I've been fiddling with TCP/IP networking in Gawk and am having a hard time figuring out why开发者_如何学Python it behaves well with some sites but not for others. I've even tried using HTTP Live Headers in Windows to try and debug what's going on, but to no avail.
The sample Gawk code below (Version 3.1.5) will work fine for the site www.sobell.com but will hang on www.drudgreport.com.
BEGIN {
print "Dumping HTML of www.sobell.com"
server = "/inet/tcp/0/www.sobell.com/80"
print "GET http://www.sobell.com" |& server
while ((server |& getline) > 0)
print $0
close(server)
print "Dumping HTML of www.drudgereport.com"
server = "/inet/tcp/0/www.drudgereport.com/80"
print "GET http://www.drudgereport.com" |& server
while ((server |& getline) > 0)
print $0
close(server)
}
I appreciate any help! Thanks All.
Your code (and the gawk manual) uses the outdated HTTP/0.9 syntax. Apparently the second server no longer supports this. Important differences:
- The lines must end with "\r\n" instead of plain UNIX newlines.
- You must end your request with an empty line.
- Add a version type (HTTP/1.0 or HTTP/1.1) to the end of the request line.
- Usually the request string does not contain the hostname, this is put on a separate "Host: " line.

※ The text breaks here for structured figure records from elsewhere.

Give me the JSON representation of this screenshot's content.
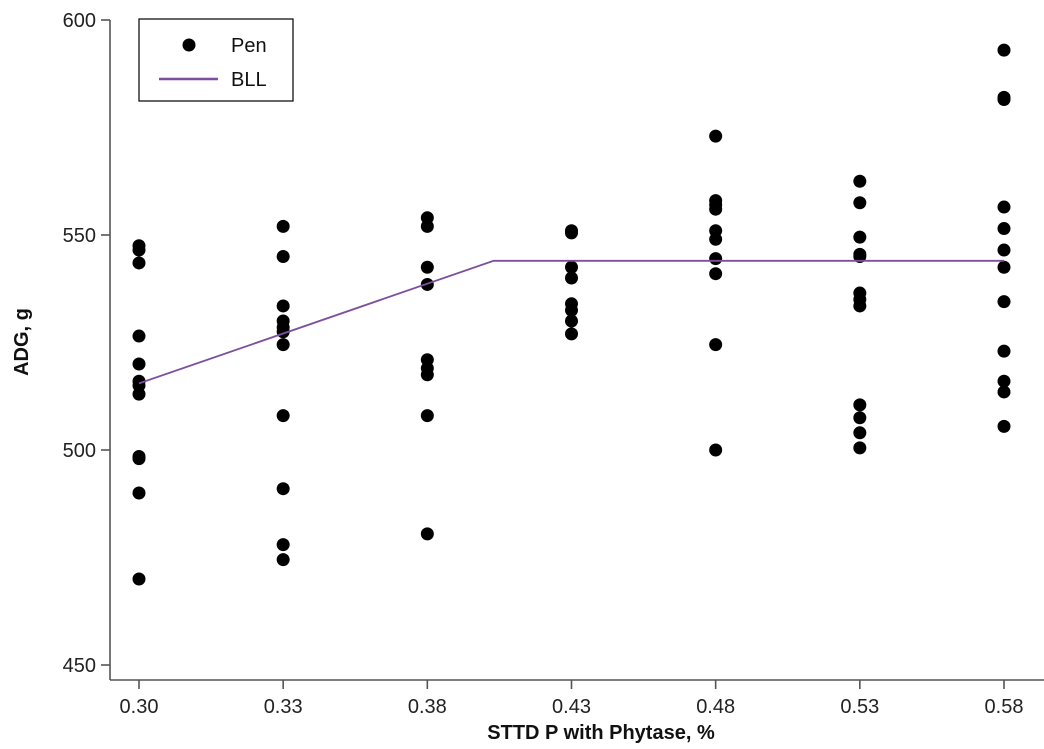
{
  "chart_data": {
    "type": "scatter",
    "xlabel": "STTD P with Phytase, %",
    "ylabel": "ADG, g",
    "x_ticks": [
      "0.30",
      "0.33",
      "0.38",
      "0.43",
      "0.48",
      "0.53",
      "0.58"
    ],
    "y_ticks": [
      "450",
      "500",
      "550",
      "600"
    ],
    "ylim": [
      450,
      600
    ],
    "grid": false,
    "legend_position": "top-left",
    "series": [
      {
        "name": "Pen",
        "kind": "points",
        "color": "#000000",
        "points": [
          {
            "x": "0.30",
            "y": 547.5
          },
          {
            "x": "0.30",
            "y": 546.5
          },
          {
            "x": "0.30",
            "y": 543.5
          },
          {
            "x": "0.30",
            "y": 526.5
          },
          {
            "x": "0.30",
            "y": 520
          },
          {
            "x": "0.30",
            "y": 516
          },
          {
            "x": "0.30",
            "y": 515
          },
          {
            "x": "0.30",
            "y": 513
          },
          {
            "x": "0.30",
            "y": 498.5
          },
          {
            "x": "0.30",
            "y": 498
          },
          {
            "x": "0.30",
            "y": 490
          },
          {
            "x": "0.30",
            "y": 470
          },
          {
            "x": "0.33",
            "y": 552
          },
          {
            "x": "0.33",
            "y": 545
          },
          {
            "x": "0.33",
            "y": 533.5
          },
          {
            "x": "0.33",
            "y": 530
          },
          {
            "x": "0.33",
            "y": 528.5
          },
          {
            "x": "0.33",
            "y": 527.5
          },
          {
            "x": "0.33",
            "y": 524.5
          },
          {
            "x": "0.33",
            "y": 508
          },
          {
            "x": "0.33",
            "y": 491
          },
          {
            "x": "0.33",
            "y": 478
          },
          {
            "x": "0.33",
            "y": 474.5
          },
          {
            "x": "0.38",
            "y": 554
          },
          {
            "x": "0.38",
            "y": 552
          },
          {
            "x": "0.38",
            "y": 542.5
          },
          {
            "x": "0.38",
            "y": 538.5
          },
          {
            "x": "0.38",
            "y": 521
          },
          {
            "x": "0.38",
            "y": 519
          },
          {
            "x": "0.38",
            "y": 517.5
          },
          {
            "x": "0.38",
            "y": 508
          },
          {
            "x": "0.38",
            "y": 480.5
          },
          {
            "x": "0.43",
            "y": 551
          },
          {
            "x": "0.43",
            "y": 550.5
          },
          {
            "x": "0.43",
            "y": 542.5
          },
          {
            "x": "0.43",
            "y": 540
          },
          {
            "x": "0.43",
            "y": 534
          },
          {
            "x": "0.43",
            "y": 532.5
          },
          {
            "x": "0.43",
            "y": 530
          },
          {
            "x": "0.43",
            "y": 527
          },
          {
            "x": "0.48",
            "y": 573
          },
          {
            "x": "0.48",
            "y": 558
          },
          {
            "x": "0.48",
            "y": 557
          },
          {
            "x": "0.48",
            "y": 556
          },
          {
            "x": "0.48",
            "y": 551
          },
          {
            "x": "0.48",
            "y": 549
          },
          {
            "x": "0.48",
            "y": 544.5
          },
          {
            "x": "0.48",
            "y": 541
          },
          {
            "x": "0.48",
            "y": 524.5
          },
          {
            "x": "0.48",
            "y": 500
          },
          {
            "x": "0.53",
            "y": 562.5
          },
          {
            "x": "0.53",
            "y": 557.5
          },
          {
            "x": "0.53",
            "y": 549.5
          },
          {
            "x": "0.53",
            "y": 545.5
          },
          {
            "x": "0.53",
            "y": 545
          },
          {
            "x": "0.53",
            "y": 536.5
          },
          {
            "x": "0.53",
            "y": 535
          },
          {
            "x": "0.53",
            "y": 533.5
          },
          {
            "x": "0.53",
            "y": 510.5
          },
          {
            "x": "0.53",
            "y": 507.5
          },
          {
            "x": "0.53",
            "y": 504
          },
          {
            "x": "0.53",
            "y": 500.5
          },
          {
            "x": "0.58",
            "y": 593
          },
          {
            "x": "0.58",
            "y": 582
          },
          {
            "x": "0.58",
            "y": 581.5
          },
          {
            "x": "0.58",
            "y": 556.5
          },
          {
            "x": "0.58",
            "y": 551.5
          },
          {
            "x": "0.58",
            "y": 546.5
          },
          {
            "x": "0.58",
            "y": 542.5
          },
          {
            "x": "0.58",
            "y": 534.5
          },
          {
            "x": "0.58",
            "y": 523
          },
          {
            "x": "0.58",
            "y": 516
          },
          {
            "x": "0.58",
            "y": 513.5
          },
          {
            "x": "0.58",
            "y": 505.5
          }
        ]
      },
      {
        "name": "BLL",
        "kind": "line",
        "color": "#7d4f9e",
        "points": [
          {
            "x": 0.3,
            "y": 515.5
          },
          {
            "x": 0.403,
            "y": 544
          },
          {
            "x": 0.58,
            "y": 544
          }
        ]
      }
    ]
  }
}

The following code works for me:
BEGIN {
ORS = "\r\n"
server = "/inet/tcp/0/www.drudgereport.com/80"
print "GET / HTTP/1.1" |& server
print "Host: www.drudgereport.com" |& server
print "" |& server
while ((server |& getline) > 0)
print $0
close(server)
}
You can find all the gory details in RFC 1945 (1.0) and RFC 2616 (1.1).